Professionals from other industries, including nurses, doctors, barristers, cleaners, security workers and airline staff are also proposing to participate in strike action over similar disputes in the coming months. As a result, the government has stepped in to announce measures to reduce the impact of strike action on businesses and members of the public alike.
Regulation 7 of the Conduct of Employment Agencies and Employment Businesses Regulations 2003 prohibits the hiring of a temporary worker to perform the duties normally performed by a striking worker. The government have proposed to overturn this, with legislation expected to come into effect in mid-July. The proposed changes will allow employers to bring in outside staff, should they choose to do so. This would in turn make it harder for unions to use strikes as a way to force employers’ hands in negotiations, since there would be minimised disruption to business operations.
However, unions have criticised the move and raised concerns over the health and safety of those who must work with agency staff, and to the public as a whole, due to the potential that they will be less qualified and less experienced. It appears the government considered this in their proposed legislative changes since they highlighted in a statement that employers will be able to hire “trained” and “skilled” temporary workers. Despite this, it will remain an employer’s responsibility to ensure those who they bring into the business have the necessary skills and qualifications to fulfil the duties of their role safely and efficiently.
To make this transition as smooth as possible, employers may want to consider building connections with reputable agencies to ensure the workers which are provided are able to meet the demands of the service. It may also be beneficial to liaise with learning and development experts to create a training programme which effectively prepares temporary staff to cover key roles. A full induction process may not be possible due time constraints, so a tailored orientation can be useful for all.

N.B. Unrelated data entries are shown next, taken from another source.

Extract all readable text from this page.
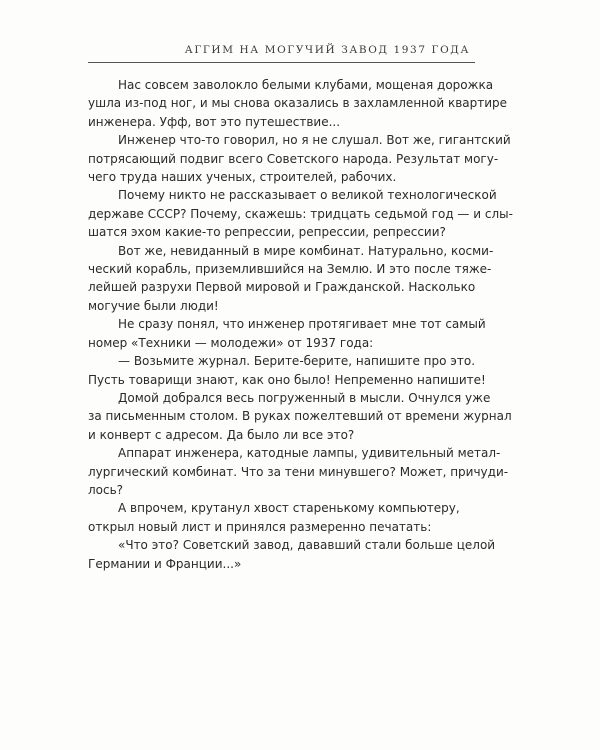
АГГИМ НА МОГУЧИЙ ЗАВОД 1937 ГОДА

Нас совсем заволокло белыми клубами, мощеная дорожка
ушла из-под ног, и мы снова оказались в захламленной квартире
инженера. Уфф, вот это путешествие...

Инженер что-то говорил, но я не слушал. Вот же, гигантский
потрясающий подвиг всего Советского народа. Результат могу-
чего труда наших ученых, строителей, рабочих.

Почему никто не рассказывает о великой технологической
державе СССР? Почему, скажешь: тридцать седьмой год — и слы-
шатся эхом какие-то репрессии, репрессии, репрессии?

Вот же, невиданный в мире комбинат. Натурально, косми-
ческий корабль, приземлившийся на Землю. И это после тяже-
лейшей разрухи Первой мировой и Гражданской. Насколько
могучие были люди!

Не сразу понял, что инженер протягивает мне тот самый
номер «Техники — молодежи» от 1937 года:

— Возьмите журнал. Берите-берите, напишите про это.
Пусть товарищи знают, как оно было! Непременно напишите!

Домой добрался весь погруженный в мысли. Очнулся уже
за письменным столом. В руках пожелтевший от времени журнал
и конверт с адресом. Да было ли все это?

Аппарат инженера, катодные лампы, удивительный метал-
лургический комбинат. Что за тени минувшего? Может, причуди-
лось?

А впрочем, крутанул хвост старенькому компьютеру,
открыл новый лист и принялся размеренно печатать:

«Что это? Советский завод, дававший стали больше целой
Германии и Франции...»
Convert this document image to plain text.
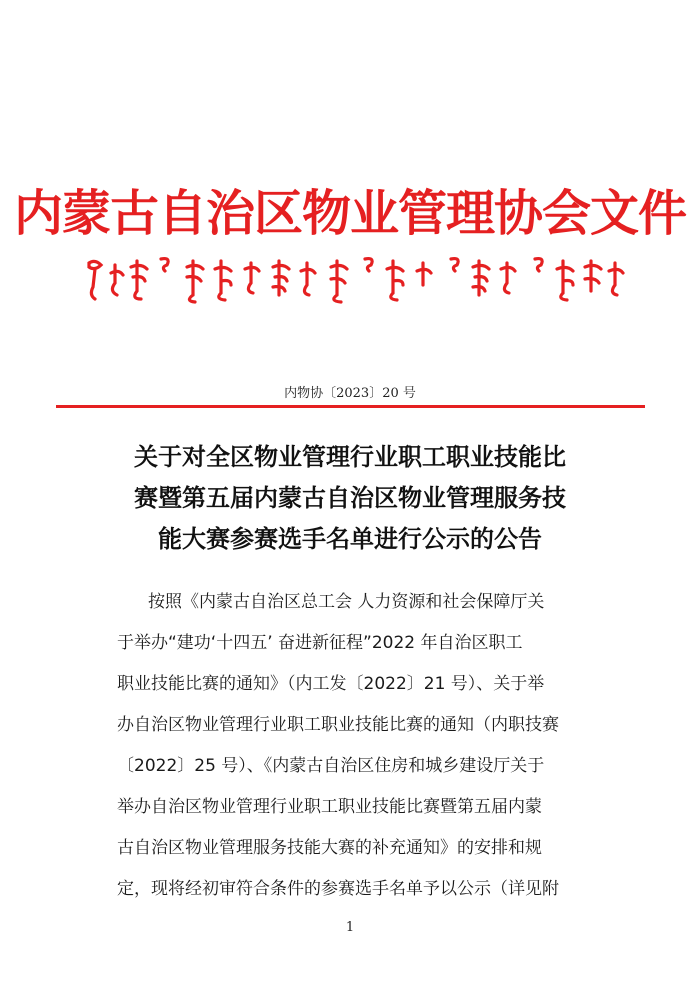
内蒙古自治区物业管理协会文件
内物协〔2023〕20 号
关于对全区物业管理行业职工职业技能比
赛暨第五届内蒙古自治区物业管理服务技
能大赛参赛选手名单进行公示的公告
按照《内蒙古自治区总工会 人力资源和社会保障厅关
于举办“建功‘十四五’ 奋进新征程”2022 年自治区职工
职业技能比赛的通知》（内工发〔2022〕21 号）、关于举
办自治区物业管理行业职工职业技能比赛的通知（内职技赛
〔2022〕25 号）、《内蒙古自治区住房和城乡建设厅关于
举办自治区物业管理行业职工职业技能比赛暨第五届内蒙
古自治区物业管理服务技能大赛的补充通知》的安排和规
定，现将经初审符合条件的参赛选手名单予以公示（详见附
1
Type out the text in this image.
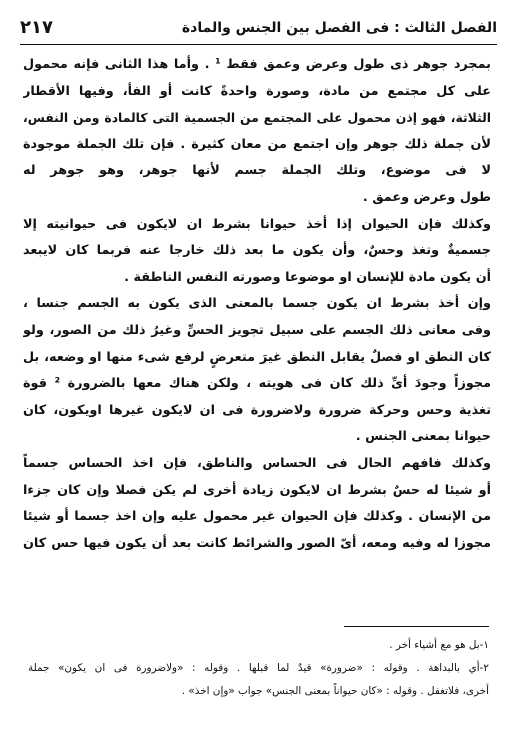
الفصل الثالث : فى الفصل بين الجنس والمادة
٢١٧

بمجرد جوهر ذى طول وعرض وعمق فقط ¹ . وأما هذا الثانى فإنه محمول
على كل مجتمع من مادة، وصورة واحدةً كانت أو الفأ، وفيها الأقطار
الثلاثة، فهو إذن محمول على المجتمع من الجسمية التى كالمادة ومن النفس،
لأن جملة ذلك جوهر وإن اجتمع من معان كثيرة . فإن تلك الجملة موجودة
لا فى موضوع، وتلك الجملة جسم لأنها جوهر، وهو جوهر له
طول وعرض وعمق .

وكذلك فإن الحيوان إذا أخذ حيوانا بشرط ان لايكون فى حيوانيته إلا
جسميةٌ وتغذ وحسٌ، وأن يكون ما بعد ذلك خارجا عنه فربما كان لايبعد
أن يكون مادة للإنسان او موضوعا وصورته النفس الناطقة .

وإن أخذ بشرط ان يكون جسما بالمعنى الذى يكون به الجسم جنسا ،
وفى معانى ذلك الجسم على سبيل تجويز الحسِّ وغيرُ ذلك من الصور، ولو
كان النطق او فصلٌ يقابل النطق غيرَ متعرضٍ لرفع شىء منها او وضعه، بل
مجوزاً وجودَ أىِّ ذلك كان فى هويته ، ولكن هناك معها بالضرورة ² قوة
تغذية وحس وحركة ضرورة ولاضرورة فى ان لايكون غيرها اويكون، كان
حيوانا بمعنى الجنس .

وكذلك فافهم الحال فى الحساس والناطق، فإن اخذ الحساس جسماً
أو شيئا له حسٌ بشرط ان لايكون زيادة أخرى لم يكن فصلا وإن كان جزءا
من الإنسان . وكذلك فإن الحيوان غير محمول عليه وإن اخذ جسما أو شيئا
مجوزا له وفيه ومعه، أىّ الصور والشرائط كانت بعد أن يكون فيها حس كان

١-بل هو مع أشياء أخر .

٢-أي بالبداهة . وقوله : «ضرورة» قيدٌ لما قبلها . وقوله : «ولاضرورة فى ان يكون» جملة
أخرى، فلاتغفل . وقوله : «كان حيواناً بمعنى الجنس» جواب «وإن اخذ» .
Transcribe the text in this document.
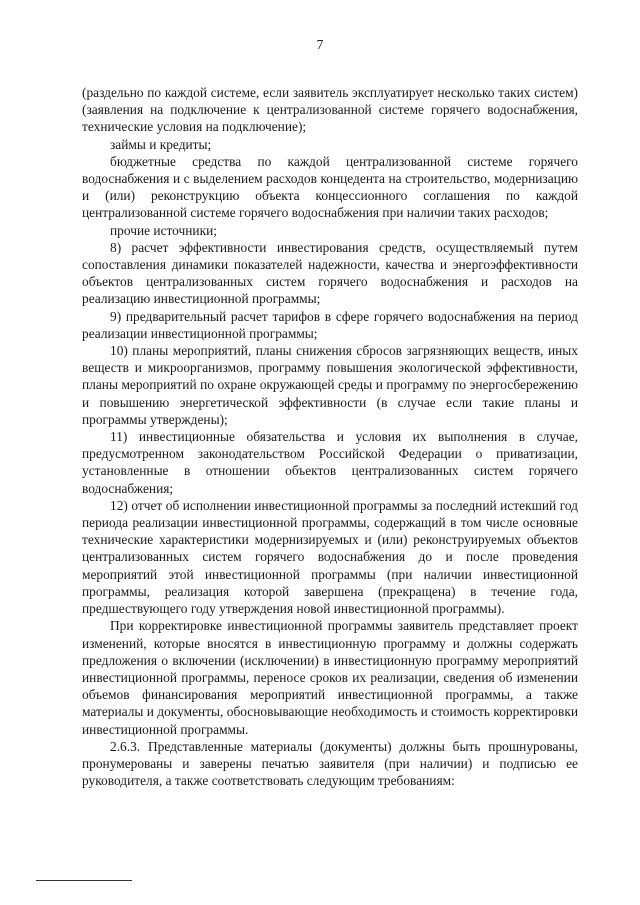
7

(раздельно по каждой системе, если заявитель эксплуатирует несколько таких систем) (заявления на подключение к централизованной системе горячего водоснабжения, технические условия на подключение);

займы и кредиты;

бюджетные средства по каждой централизованной системе горячего водоснабжения и с выделением расходов концедента на строительство, модернизацию и (или) реконструкцию объекта концессионного соглашения по каждой централизованной системе горячего водоснабжения при наличии таких расходов;

прочие источники;

8) расчет эффективности инвестирования средств, осуществляемый путем сопоставления динамики показателей надежности, качества и энергоэффективности объектов централизованных систем горячего водоснабжения и расходов на реализацию инвестиционной программы;

9) предварительный расчет тарифов в сфере горячего водоснабжения на период реализации инвестиционной программы;

10) планы мероприятий, планы снижения сбросов загрязняющих веществ, иных веществ и микроорганизмов, программу повышения экологической эффективности, планы мероприятий по охране окружающей среды и программу по энергосбережению и повышению энергетической эффективности (в случае если такие планы и программы утверждены);

11) инвестиционные обязательства и условия их выполнения в случае, предусмотренном законодательством Российской Федерации о приватизации, установленные в отношении объектов централизованных систем горячего водоснабжения;

12) отчет об исполнении инвестиционной программы за последний истекший год периода реализации инвестиционной программы, содержащий в том числе основные технические характеристики модернизируемых и (или) реконструируемых объектов централизованных систем горячего водоснабжения до и после проведения мероприятий этой инвестиционной программы (при наличии инвестиционной программы, реализация которой завершена (прекращена) в течение года, предшествующего году утверждения новой инвестиционной программы).

При корректировке инвестиционной программы заявитель представляет проект изменений, которые вносятся в инвестиционную программу и должны содержать предложения о включении (исключении) в инвестиционную программу мероприятий инвестиционной программы, переносе сроков их реализации, сведения об изменении объемов финансирования мероприятий инвестиционной программы, а также материалы и документы, обосновывающие необходимость и стоимость корректировки инвестиционной программы.

2.6.3. Представленные материалы (документы) должны быть прошнурованы, пронумерованы и заверены печатью заявителя (при наличии) и подписью ее руководителя, а также соответствовать следующим требованиям:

Separately, the Transport Secretary, Grant Shapps, highlighted intentions to change the law to require a minimum number of workers to continue working during strike action in order for the strike to be lawful. If the union could not establish a minimum pool of workers to remain in place, the strike would not be allowed to go ahead. It’s hoped this would protect essential operations, including travel routes so people can get to work and freight shipments so fuel and food deliveries can be made. Whilst this is not a new commitment, having previously been made in the 2019 Conservative manifesto, it has now come back on the agenda. However, there is no indication of when the proposed new law will be consulted on or if it will definitely come into effect.